Она чувствовала себя совершенно измученной. То, что рассказал ей капитан Мызин из управления собственной безопасности, ударило ее как обухом по голове, даже сердце разболелось. Конечно, преступники в милицейских рядах – далеко не новость, но отчего-то каждый раз Насте делалось от этого так больно, что она даже дышать не могла. Именно это отчаянное нежелание допустить мысль о том, что искомый преступник ходит рядом по тем же коридорам и покупает булочки в том же буфете, что и ты, и мешало им сразу увидеть и понять то, что увидел и понял адвокат Храмов. Преступника ищут где угодно, только не среди своих, и не видят очевидного, и не замечают того, что невозможно не заметить сторонним взглядом. Свой – он и есть свой, он неприкасаемый, он, как жена Цезаря, вне подозрений. Для Анатолия Храмова, два года назад ушедшего из милиции на гражданку, следователь Ермилов уже не был своим, он был точно таким же, как любой другой гражданин страны, и его легко можно было подозревать в чем угодно, если были к тому хотя бы малейшие основания.
– Как ты думаешь, Ермилов знал, что адвокат отказался от дела? – спросил Коротков.
Настя кивнула.
– Знал, ему Ольга Васильевна сказала, она просила его помочь найти другого адвоката. Ермилов же не дурак, это Ольге можно навешать лапши о срочных семейных обстоятельствах, а следователь сразу понял, что здесь что-то не так, не отказываются адвокаты от дела без серьезных причин. Я думаю, он пошел к Храмову выяснять, что случилось, и сразу понял, что адвокат обо всем догадался. Ты помнишь, сколько Храмов сигарет выкурил и сколько воды выпил? Только идиот не понял бы, что он ужасно нервничает и безумно боится своего посетителя. И Ермилов это понял, у него же мышление в точности такое, как у нас с тобой. Мы это поняли по следам, а он видел своими глазами. Он сообразил, что раз Храмов отказался от дела и так панически боится мужа своей клиентки, то Анатолий Леонидович узнал правду про него. Потому и от дела отказался. Он не самоубийца связываться с таким типом, как Ермилов. Он же не герой-одиночка и не борец за идеалы правосудия, он самый обычный адвокат, у которого к тому же беременная жена, и он должен, он просто обязан заботиться о сохранении собственной жизни. Если он попытается разоблачить Ермилова, то может очень быстро и бесславно умереть, и кому от этого будет лучше? Беременной жене? Ребенку, который родится у молодой вдовы?
– Убедительно, но умозрительно, – с сомнением произнес Коротков. – Ты сейчас как Ниро Вульф выступаешь, подумала-подумала, проанализировала косвенные улики и составила предположительную картину преступления. А где факты? Где доказательства?

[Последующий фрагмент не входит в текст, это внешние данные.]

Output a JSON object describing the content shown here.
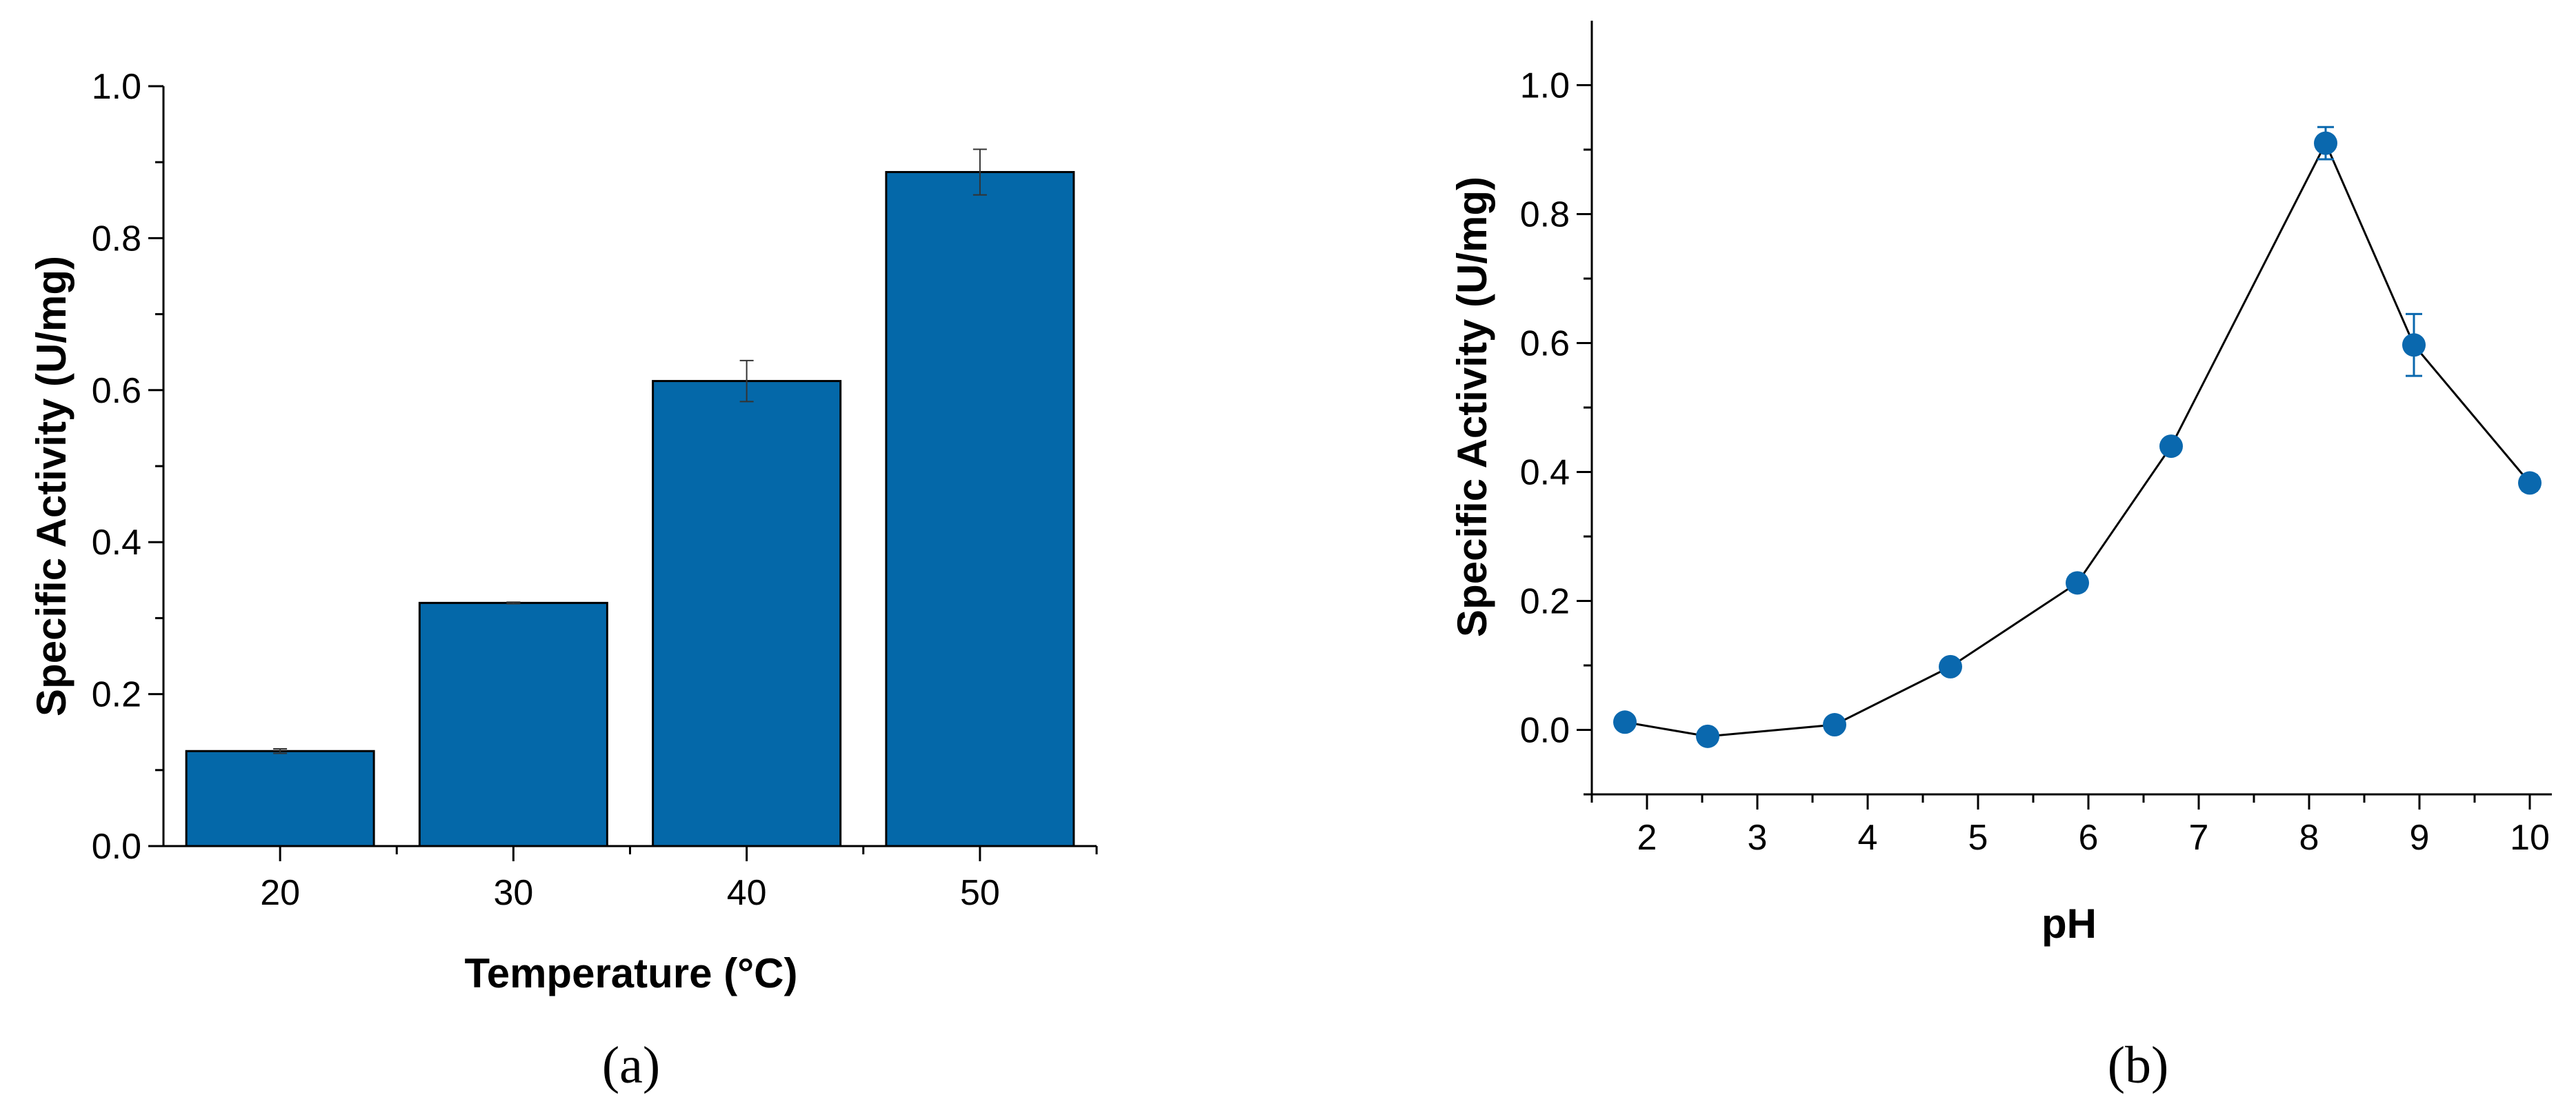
{
  "colors": {
    "bar_fill": "#0468A9",
    "marker_fill": "#0A68AE",
    "line": "#000000",
    "axis": "#000000"
  },
  "chart_data": [
    {
      "panel_label": "(a)",
      "type": "bar",
      "xlabel": "Temperature (°C)",
      "ylabel": "Specific Activity (U/mg)",
      "categories": [
        "20",
        "30",
        "40",
        "50"
      ],
      "values": [
        0.125,
        0.32,
        0.612,
        0.887
      ],
      "errors": [
        0.003,
        0.001,
        0.027,
        0.03
      ],
      "ylim": [
        0.0,
        1.0
      ],
      "yticks": [
        "0.0",
        "0.2",
        "0.4",
        "0.6",
        "0.8",
        "1.0"
      ],
      "grid": false
    },
    {
      "panel_label": "(b)",
      "type": "line",
      "xlabel": "pH",
      "ylabel": "Specific Activity (U/mg)",
      "x": [
        1.8,
        2.55,
        3.7,
        4.75,
        5.9,
        6.75,
        8.15,
        8.95,
        10.0
      ],
      "y": [
        0.012,
        -0.01,
        0.008,
        0.098,
        0.228,
        0.44,
        0.91,
        0.597,
        0.383
      ],
      "errors": [
        0.005,
        0.006,
        0.004,
        0.006,
        0.012,
        0.01,
        0.025,
        0.048,
        0.012
      ],
      "xlim": [
        1.5,
        10.2
      ],
      "ylim": [
        -0.1,
        1.1
      ],
      "xticks": [
        "2",
        "3",
        "4",
        "5",
        "6",
        "7",
        "8",
        "9",
        "10"
      ],
      "yticks": [
        "0.0",
        "0.2",
        "0.4",
        "0.6",
        "0.8",
        "1.0"
      ],
      "grid": false
    }
  ]
}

– Нигде. Нет у меня доказательств. Но и ты, между прочим, не следователь, зачем тебе доказательства? Тебе правда нужна. Пусть голова у Гмыри болит. Дело против Ермилова он вести не имеет права, его надо передавать в прокуратуру, но в прокуратуру его можно передать только тогда, когда появятся доказательства вины Ермилова или хотя бы веские основания подозревать его. Нужно найти хотя бы одно серьезное доказательство для Гмыри – и можно считать, что мы свое отработали. А то ведь Борис Витальевич отправит меня с моими умопостроениями по всем известному адресу. У него глаза такие же зашоренные, как и у нас с тобой, он тоже не поверит, что убийца – из своих.

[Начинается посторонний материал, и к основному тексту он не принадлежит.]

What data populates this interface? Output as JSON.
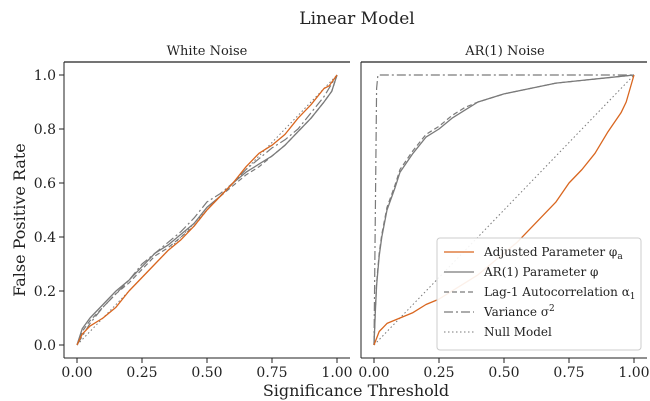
{
  "figure": {
    "title": "Linear Model",
    "xlabel": "Significance Threshold",
    "ylabel": "False Positive Rate"
  },
  "colors": {
    "adjusted": "#d9661f",
    "ar1": "#7a7a7a",
    "lag1": "#7a7a7a",
    "variance": "#7a7a7a",
    "null": "#7a7a7a"
  },
  "legend": {
    "placement": "lower-right of right panel",
    "entries": [
      {
        "key": "adjusted",
        "label": "Adjusted Parameter φ",
        "sub": "a",
        "style": "solid-orange"
      },
      {
        "key": "ar1",
        "label": "AR(1) Parameter φ",
        "sub": "",
        "style": "solid-gray"
      },
      {
        "key": "lag1",
        "label": "Lag-1 Autocorrelation α",
        "sub": "1",
        "style": "dashed"
      },
      {
        "key": "variance",
        "label": "Variance σ",
        "sup": "2",
        "style": "dash-dot"
      },
      {
        "key": "null",
        "label": "Null Model",
        "sub": "",
        "style": "dotted"
      }
    ]
  },
  "chart_data": [
    {
      "type": "line",
      "title": "White Noise",
      "xlim": [
        0,
        1
      ],
      "ylim": [
        0,
        1
      ],
      "xticks": [
        "0.00",
        "0.25",
        "0.50",
        "0.75",
        "1.00"
      ],
      "yticks": [
        "0.0",
        "0.2",
        "0.4",
        "0.6",
        "0.8",
        "1.0"
      ],
      "series": [
        {
          "key": "adjusted",
          "name": "Adjusted Parameter φa",
          "x": [
            0,
            0.02,
            0.05,
            0.1,
            0.15,
            0.2,
            0.25,
            0.3,
            0.35,
            0.4,
            0.45,
            0.5,
            0.55,
            0.6,
            0.65,
            0.7,
            0.75,
            0.8,
            0.85,
            0.9,
            0.95,
            0.97,
            1.0
          ],
          "y": [
            0,
            0.04,
            0.07,
            0.1,
            0.14,
            0.2,
            0.25,
            0.3,
            0.35,
            0.39,
            0.44,
            0.5,
            0.55,
            0.6,
            0.66,
            0.71,
            0.74,
            0.78,
            0.84,
            0.89,
            0.95,
            0.96,
            1.0
          ]
        },
        {
          "key": "ar1",
          "name": "AR(1) Parameter φ",
          "x": [
            0,
            0.02,
            0.05,
            0.1,
            0.15,
            0.2,
            0.25,
            0.3,
            0.35,
            0.4,
            0.45,
            0.5,
            0.55,
            0.6,
            0.65,
            0.7,
            0.75,
            0.8,
            0.85,
            0.9,
            0.95,
            0.98,
            1.0
          ],
          "y": [
            0,
            0.06,
            0.1,
            0.15,
            0.2,
            0.24,
            0.29,
            0.34,
            0.37,
            0.41,
            0.45,
            0.51,
            0.55,
            0.6,
            0.64,
            0.67,
            0.7,
            0.74,
            0.79,
            0.84,
            0.9,
            0.94,
            1.0
          ]
        },
        {
          "key": "lag1",
          "name": "Lag-1 Autocorrelation α1",
          "x": [
            0,
            0.02,
            0.05,
            0.1,
            0.15,
            0.2,
            0.25,
            0.3,
            0.35,
            0.4,
            0.45,
            0.5,
            0.55,
            0.6,
            0.65,
            0.7,
            0.75,
            0.8,
            0.85,
            0.9,
            0.95,
            0.98,
            1.0
          ],
          "y": [
            0,
            0.05,
            0.09,
            0.14,
            0.19,
            0.23,
            0.28,
            0.33,
            0.36,
            0.4,
            0.44,
            0.5,
            0.55,
            0.59,
            0.63,
            0.66,
            0.7,
            0.74,
            0.79,
            0.84,
            0.9,
            0.94,
            1.0
          ]
        },
        {
          "key": "variance",
          "name": "Variance σ2",
          "x": [
            0,
            0.05,
            0.1,
            0.15,
            0.2,
            0.25,
            0.3,
            0.35,
            0.4,
            0.45,
            0.5,
            0.55,
            0.6,
            0.65,
            0.7,
            0.75,
            0.8,
            0.85,
            0.9,
            0.95,
            1.0
          ],
          "y": [
            0,
            0.08,
            0.14,
            0.19,
            0.24,
            0.3,
            0.34,
            0.38,
            0.42,
            0.47,
            0.53,
            0.56,
            0.6,
            0.65,
            0.69,
            0.73,
            0.76,
            0.8,
            0.86,
            0.92,
            1.0
          ]
        },
        {
          "key": "null",
          "name": "Null Model",
          "x": [
            0,
            1
          ],
          "y": [
            0,
            1
          ]
        }
      ]
    },
    {
      "type": "line",
      "title": "AR(1) Noise",
      "xlim": [
        0,
        1
      ],
      "ylim": [
        0,
        1
      ],
      "xticks": [
        "0.00",
        "0.25",
        "0.50",
        "0.75",
        "1.00"
      ],
      "yticks": [],
      "series": [
        {
          "key": "adjusted",
          "name": "Adjusted Parameter φa",
          "x": [
            0,
            0.02,
            0.05,
            0.1,
            0.15,
            0.2,
            0.25,
            0.3,
            0.35,
            0.4,
            0.45,
            0.5,
            0.55,
            0.6,
            0.65,
            0.7,
            0.75,
            0.8,
            0.85,
            0.9,
            0.95,
            0.97,
            1.0
          ],
          "y": [
            0,
            0.05,
            0.08,
            0.1,
            0.12,
            0.15,
            0.17,
            0.2,
            0.23,
            0.26,
            0.3,
            0.34,
            0.38,
            0.43,
            0.48,
            0.53,
            0.6,
            0.65,
            0.71,
            0.79,
            0.86,
            0.9,
            1.0
          ]
        },
        {
          "key": "ar1",
          "name": "AR(1) Parameter φ",
          "x": [
            0,
            0.005,
            0.01,
            0.02,
            0.03,
            0.05,
            0.08,
            0.1,
            0.15,
            0.2,
            0.25,
            0.3,
            0.35,
            0.4,
            0.5,
            0.6,
            0.7,
            0.8,
            0.9,
            1.0
          ],
          "y": [
            0,
            0.12,
            0.22,
            0.33,
            0.4,
            0.5,
            0.58,
            0.64,
            0.71,
            0.77,
            0.8,
            0.84,
            0.87,
            0.9,
            0.93,
            0.95,
            0.97,
            0.98,
            0.99,
            1.0
          ]
        },
        {
          "key": "lag1",
          "name": "Lag-1 Autocorrelation α1",
          "x": [
            0,
            0.005,
            0.01,
            0.02,
            0.03,
            0.05,
            0.08,
            0.1,
            0.15,
            0.2,
            0.25,
            0.3,
            0.35,
            0.4,
            0.5,
            0.6,
            0.7,
            0.8,
            0.9,
            1.0
          ],
          "y": [
            0,
            0.13,
            0.23,
            0.34,
            0.41,
            0.51,
            0.59,
            0.65,
            0.72,
            0.78,
            0.81,
            0.85,
            0.88,
            0.9,
            0.93,
            0.95,
            0.97,
            0.98,
            0.99,
            1.0
          ]
        },
        {
          "key": "variance",
          "name": "Variance σ2",
          "x": [
            0,
            0.01,
            0.015,
            0.3,
            0.6,
            1.0
          ],
          "y": [
            0,
            0.95,
            1.0,
            1.0,
            1.0,
            1.0
          ]
        },
        {
          "key": "null",
          "name": "Null Model",
          "x": [
            0,
            1
          ],
          "y": [
            0,
            1
          ]
        }
      ]
    }
  ]
}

– И все равно я не понимаю, – упрямо сказал Юрий.
– Чего ты не понимаешь? Я же тебе все на пальцах объяснила.
– Я не понимаю, зачем Ермилову убивать жену Дударева. Хорошо, я готов допустить, что он узнал адрес любовника своей жены, понял, что тот живет в аккурат в том округе, где работает сам Ермилов, и сделал заказ на убийство, которое должно быть совершено в день, когда следователь дежурит и гарантированно выедет на место происшествия. Он же и дело будет возбуждать, и первоначальные следственные действия вести, и свидетелей допросит так, как ему хочется. И в результате постарается засадить любовника своей супруги крепко и надолго путем подтасовки фактов и фальсификации доказательств, а если и не засадить по приговору суда, то продержать под следствием несколько месяцев, чтобы он из камеры вышел полным инвалидом. До этого места я все понимаю. Но я все равно не понимаю, почему надо было убивать жену Дударева.